I see. And then maybe clarification on guidance, if you're willing to provide it, can you comment at all on how you’re thinking about segment margins for the full-year by each segment?

R
Richard Tobin
President & CEO

No, I won't give you segment margin for the whole year I think that if you go back and you look of what my comments were I think that I've given a good amount of color in terms of what our expectations are by segment in terms of calendarization between Q3 and Q4.

Operator

Our next question comes from the line of Joe Ritchie with Goldman Sachs.

J
Joe Ritchie
Goldman Sachs

Rich, it sounds just maybe just asking the margin longer-term margin guidance question directly, it sounds like we've talked a little bit about bridging the gap to what the old targets were for 2019, when do you think you're going to be in a position to either affirm or provide new margin guidance on a longer-term basis?

R
Richard Tobin
President & CEO

No, I think that what I alluded to before about coming out and doing let’s call it a Capital Markets Day for lack of better word about presenting something about capital allocation clearly as part of that it's going to be something about what we think about future margin performance is going to be. I just need some time to get it all sorted and I think it's important that we have a definitive answer in terms of the costs and the role forward about the actions that we’re going to be taking in the next 90 days as part of that presentation.

J
Joe Ritchie
Goldman Sachs

Got it, that makes sense and following up maybe on that question earlier on asset intensity and running your assets harder, I'd be curious just based on your first few months on the job, how do you evaluate the level of investment that’s been made across the businesses and what and whether you have to make incremental investments in your assets to drive better productivity?

R
Richard Tobin
President & CEO

I think that the opposite. As you're aware, I think that the asset base of Dover is diverse, I think to be kind. So there is ample slack capacity throughout the group and even if you drove down that by operating coming in second and everything else. So I think that there is an amount of opportunity if we're talking about driving longer-term productivity of changing the profile of some of our industrial assets to make them less labor intensive over time.

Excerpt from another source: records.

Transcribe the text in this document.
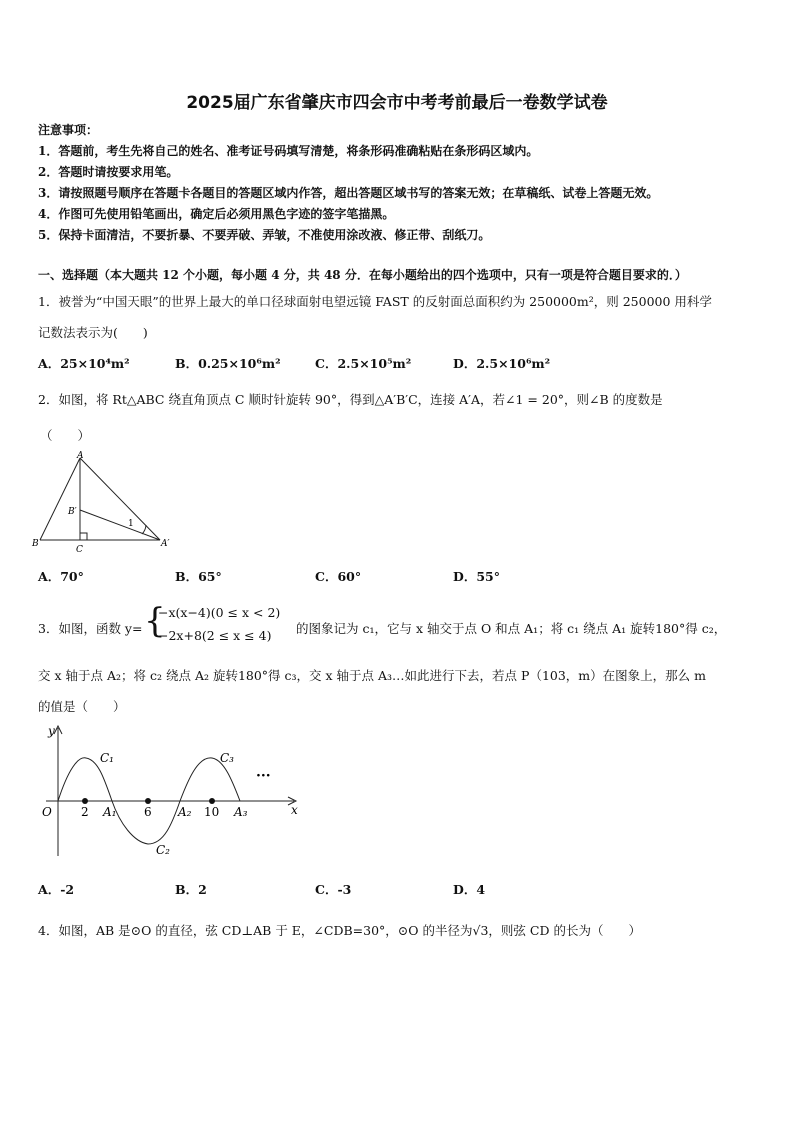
2025届广东省肇庆市四会市中考考前最后一卷数学试卷
注意事项：
1．答题前，考生先将自己的姓名、准考证号码填写清楚，将条形码准确粘贴在条形码区域内。
2．答题时请按要求用笔。
3．请按照题号顺序在答题卡各题目的答题区域内作答，超出答题区域书写的答案无效；在草稿纸、试卷上答题无效。
4．作图可先使用铅笔画出，确定后必须用黑色字迹的签字笔描黑。
5．保持卡面清洁，不要折暴、不要弄破、弄皱，不准使用涂改液、修正带、刮纸刀。
一、选择题（本大题共 12 个小题，每小题 4 分，共 48 分．在每小题给出的四个选项中，只有一项是符合题目要求的．）
1．被誉为“中国天眼”的世界上最大的单口径球面射电望远镜 FAST 的反射面总面积约为 250000m²，则 250000 用科学
记数法表示为(　　)
A．25×10⁴m²	B．0.25×10⁶m²	C．2.5×10⁵m²	D．2.5×10⁶m²
2．如图，将 Rt△ABC 绕直角顶点 C 顺时针旋转 90°，得到△A′B′C，连接 A′A，若∠1 = 20°，则∠B 的度数是
（　　）
A
B′
1
B
C
A′
A．70°	B．65°	C．60°	D．55°
3．如图，函数 y= {
−x(x−4)(0 ≤ x < 2)
−2x+8(2 ≤ x ≤ 4) 的图象记为 c₁，它与 x 轴交于点 O 和点 A₁；将 c₁ 绕点 A₁ 旋转180°得 c₂，
交 x 轴于点 A₂；将 c₂ 绕点 A₂ 旋转180°得 c₃，交 x 轴于点 A₃…如此进行下去，若点 P（103，m）在图象上，那么 m
的值是（　　）
y
x
O
C₁
C₂
C₃
2 A₁ 6 A₂ 10 A₃
···
A．-2	B．2	C．-3	D．4
4．如图，AB 是⊙O 的直径，弦 CD⊥AB 于 E，∠CDB=30°，⊙O 的半径为√3，则弦 CD 的长为（　　）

But I think that the payback on those investments will be solid. But it is very much a mixed bag between how old the assets are and whether they’re industrial assets or non-industrial in terms of their profile. So it's -- I'll just give you anecdotal comments but there are opportunities, if we're confident about the revenue streams going forward and the volume for some amount of automation that may require some amount of CapEx but quite frankly I don't think it's going to flex CapEx of revenue as a percentage of revenue demonstratively and I think that the payback will be satisfactory.

J
Joe Ritchie
Goldman Sachs

Got it. Helpful, if I could sneak one more in just on price cost. But just on price cost, it looks like you got in roughly $25 million or so price in the first half of the year, you're talking about $55 million or so of commodity inflation for the year, I'm just curious is the expectation in the back half of the year that price cost is going to be positive based on what you know today just completely offsetting or how are you guys thinking about it within the guide?

R
Richard Tobin
President & CEO

I think neutral is the best answer I can give you, I mean you got so much flex in mix going into the second half and a lot of comparable performance changes. Clearly, we didn't I think that DES in most of their industrial businesses did a great job in Q2 or some high value shipments but we got out the door quickly. So from a comparative basis, we're going to be really leaning on DFS in Q3 and really leaning on DFS and retail refrigeration from a comp basis in Q4 and because of retail refrigeration not retail refrigeration because of DFR being reliant upon Belvac in Q4 which are low shipments in number but very lucrative in terms of its margin profile.

Operator

Our next question comes from the line of Scott Graham with BMO Capital Markets.

S
Scott Graham
BMO Capital Markets.

So we've seen, in the past, facility consolidation issues. We've seen supply chain issues. These are, unfortunately, not new things. So what I'm wondering here is, as we look to slim down improved processes, what is the risk that 2019 becomes one of the -- those infamous transition years for you guys?

R
Richard Tobin
President & CEO

I don’t want it to be my transition. So I think the commitment of clearly from an execution point of view in DFS, I can't speak to the past. I can just speak to what we're dealing with right now; I think that we could have handled this better, right. I think that I'll put it in my lap; I know how to do that stuff. So I think that it's just a question of doing the preparation beforehand and executing on the plan. And just so I think also as I mentioned that we are going to be taking the industrial footprint but over the course of the next 18 months. And we may have targeted actions there but what I can assure you is, is that when we take those actions that will tell you upfront what the cost is going to be and what the timeline of the execution is and it's not going to be modeled in kind of on the run results.

S
Scott Graham
BMO Capital Markets.

So it's entirely possible that, let's say, for example, the first half of next year could be a little, for lack of a better term, squishy off of what you're trying to do over the next 2018?

R
Richard Tobin
President & CEO

I'd like is it possible, I don't think so. I guess is my answer right I mean I think if it’s squishy let's take an example. If we want to intervene in 2019 on the industrial footprint of retail refrigeration for example, it would be squishy to the extent of there are some amount of redundant costs both in preparation for and working capital to prepare to make that transition.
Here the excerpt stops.